Have you ever thought, “I give this child my all. I have nothing left for myself, my spouse, or my other child(ren),” or, “I worry about my child’s future constantly”?
Do you wish someone had — and you’d read — a guide called What to Expect When You’re (Not) Expecting a Special Needs Child to help prepare you for your child’s challenges?
If so, you’re not alone.
As I mentioned in my last post, I coedited a book aimed at bridging the gap between parents of “Easy to Love but Hard to Raise” children, those with attention deficit hyperactivity disorder (ADHD), learning disabilities (LD), sensory processing disorder (SPD), or other alphabet soup conditions that take the already difficult job of parenting and add to the challenge. My own contribution to the book was introducing what I believe to be the first-ever attempt to quantify and describe the typical experience of parents who are raising these kids by creating an archetypal special needs parent, Eve. Eve grew from my fascination with the striking commonalities between those of us raising kids with “invisible” disabilities that grabbed my attention as I edited the stories in the book. Eve, short for Everyparent of an Easy to Love but Hard to Raise Child, brings the special needs parenting experience to life, from when we first imagine ourselves as parents, through our children’s infant and toddler years, their school years, and ending when they’re young adults.

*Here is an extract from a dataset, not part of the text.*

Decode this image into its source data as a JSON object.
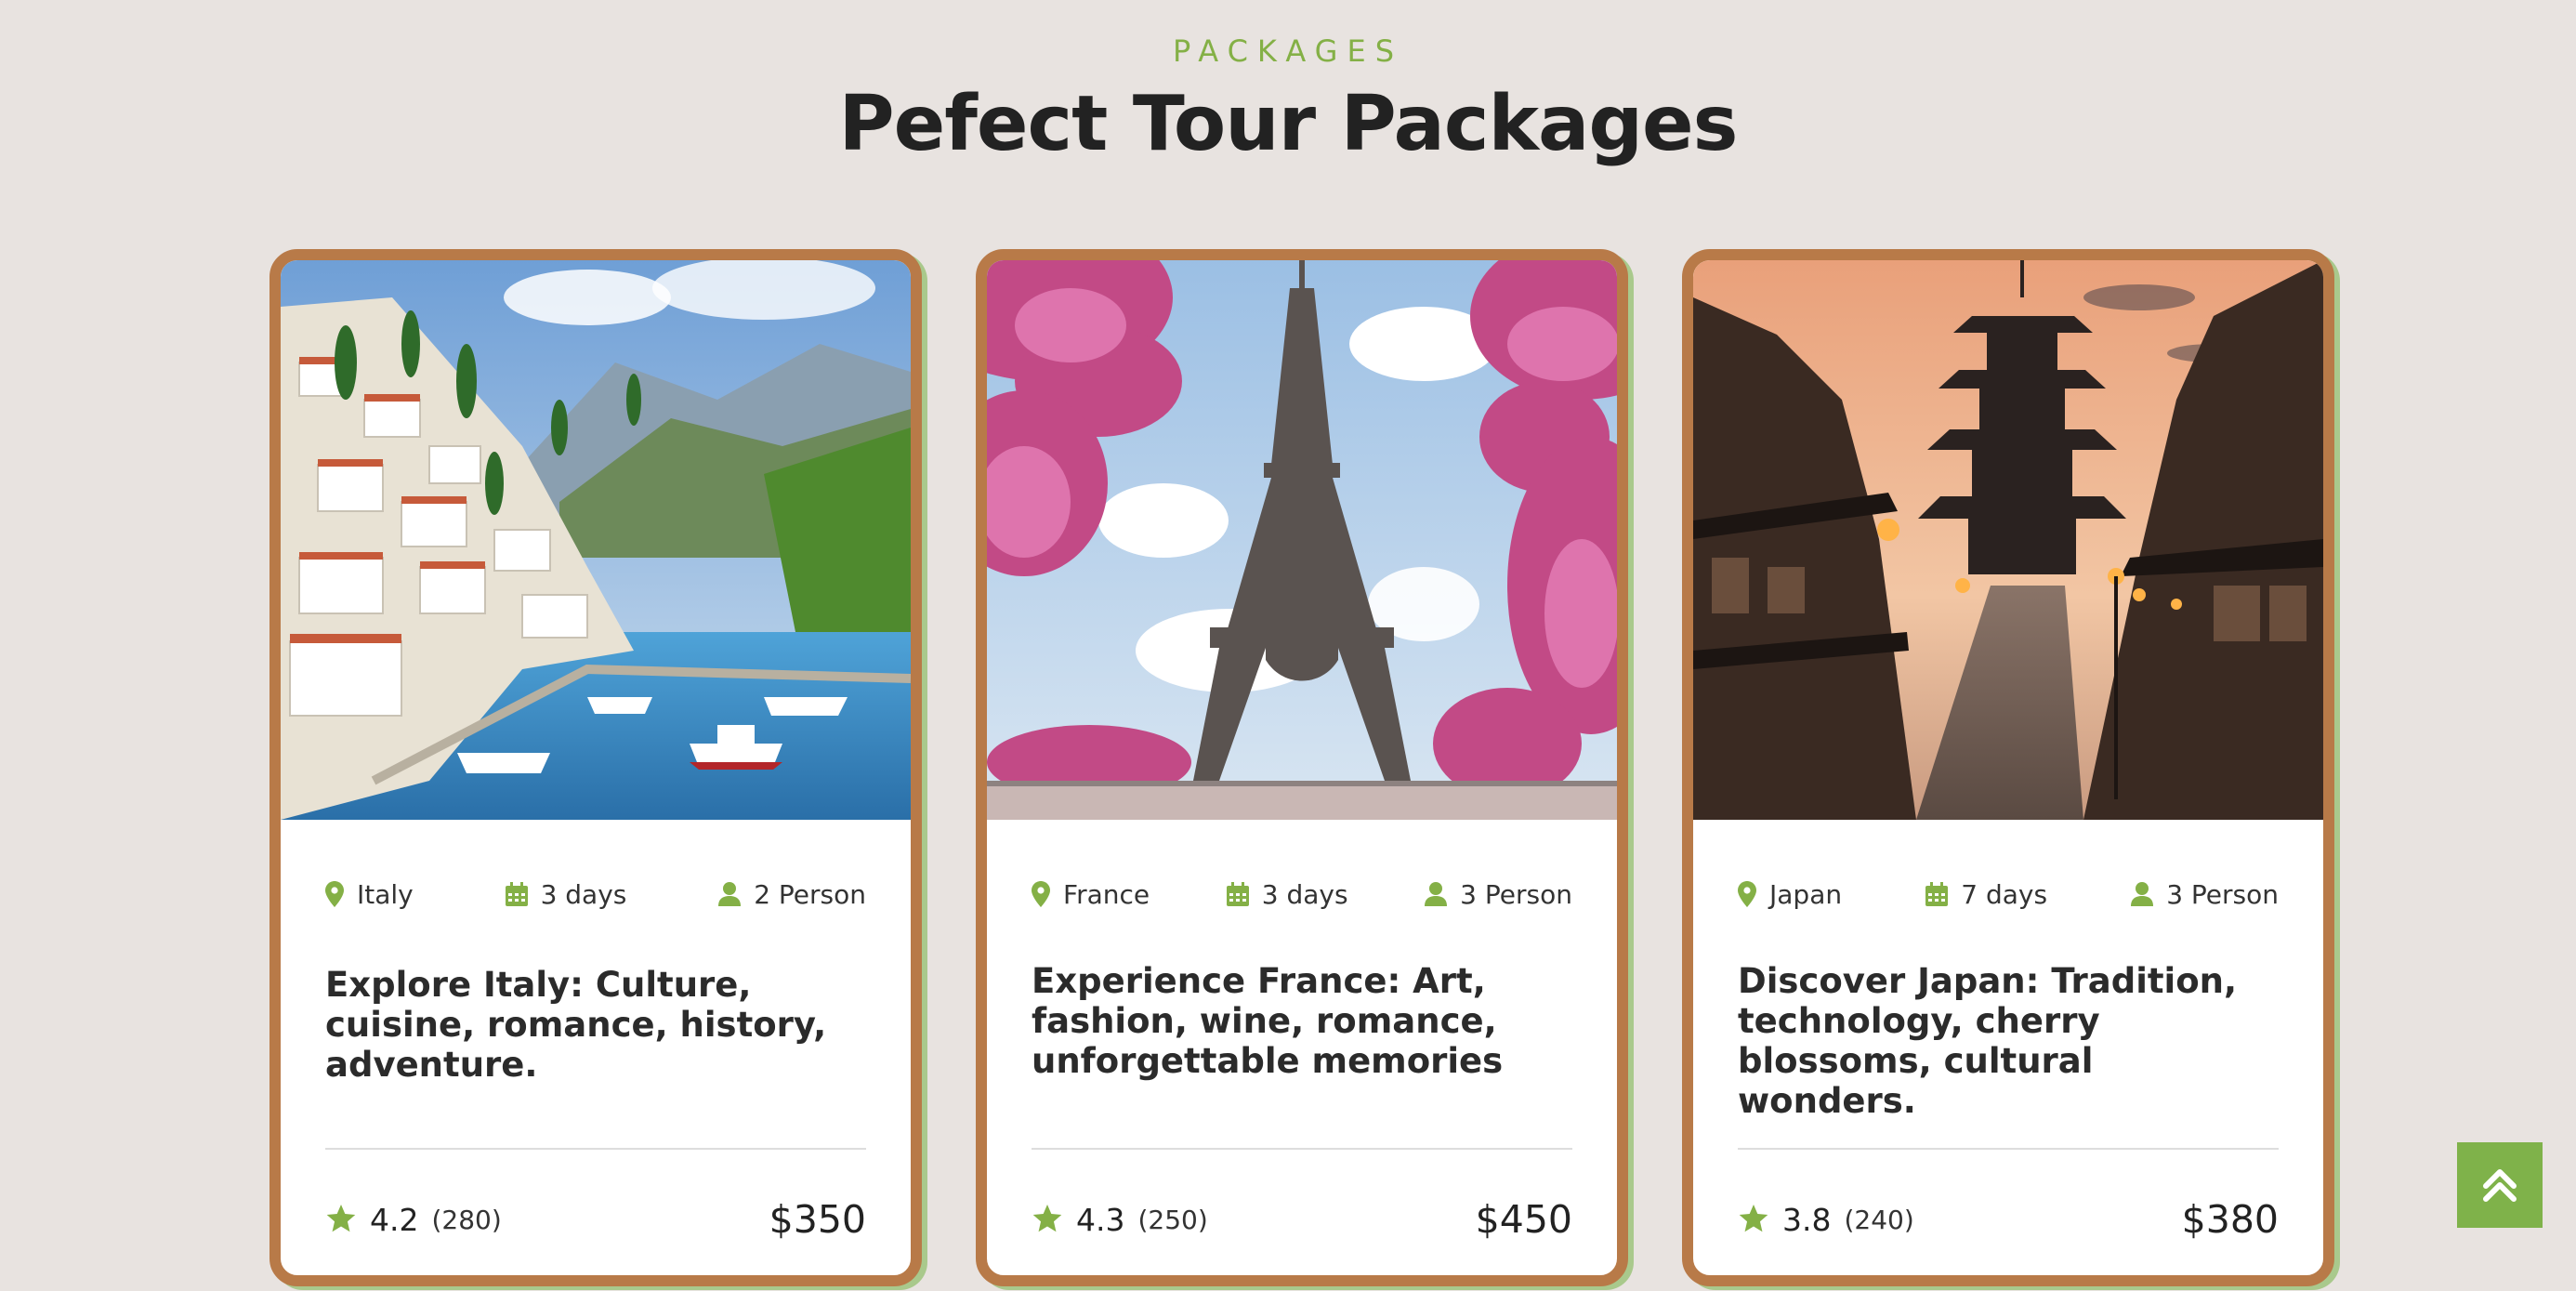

It is my hope that Eve is the “What to Expect” of special needs parenting, that she shows us that our feelings — even the dark ones (such as wanting to run away) that we rarely admit to having — are normal. And I hope that knowing what to expect will help parents blame themselves for their children’s conditions less, accept less blame for their children’s problem behaviors from others, gain confidence in their parenting abilities sooner, and accept and make peace with their children’s situations earlier.
Eve grew from the personal stories of 32 parent-authors, but does she reflect the larger community of parents of kids with ADHD and other challenges? My co-editor and I created an online survey to help us find out. But beyond proving or disproving Eve’s accuracy, via the survey’s results, I hope the questions themselves prove to be useful tools as prompts for self-reflection, as a framework to guide sharing at parent support group meetings, and as a vehicle for professionals to validate their clients’ experiences.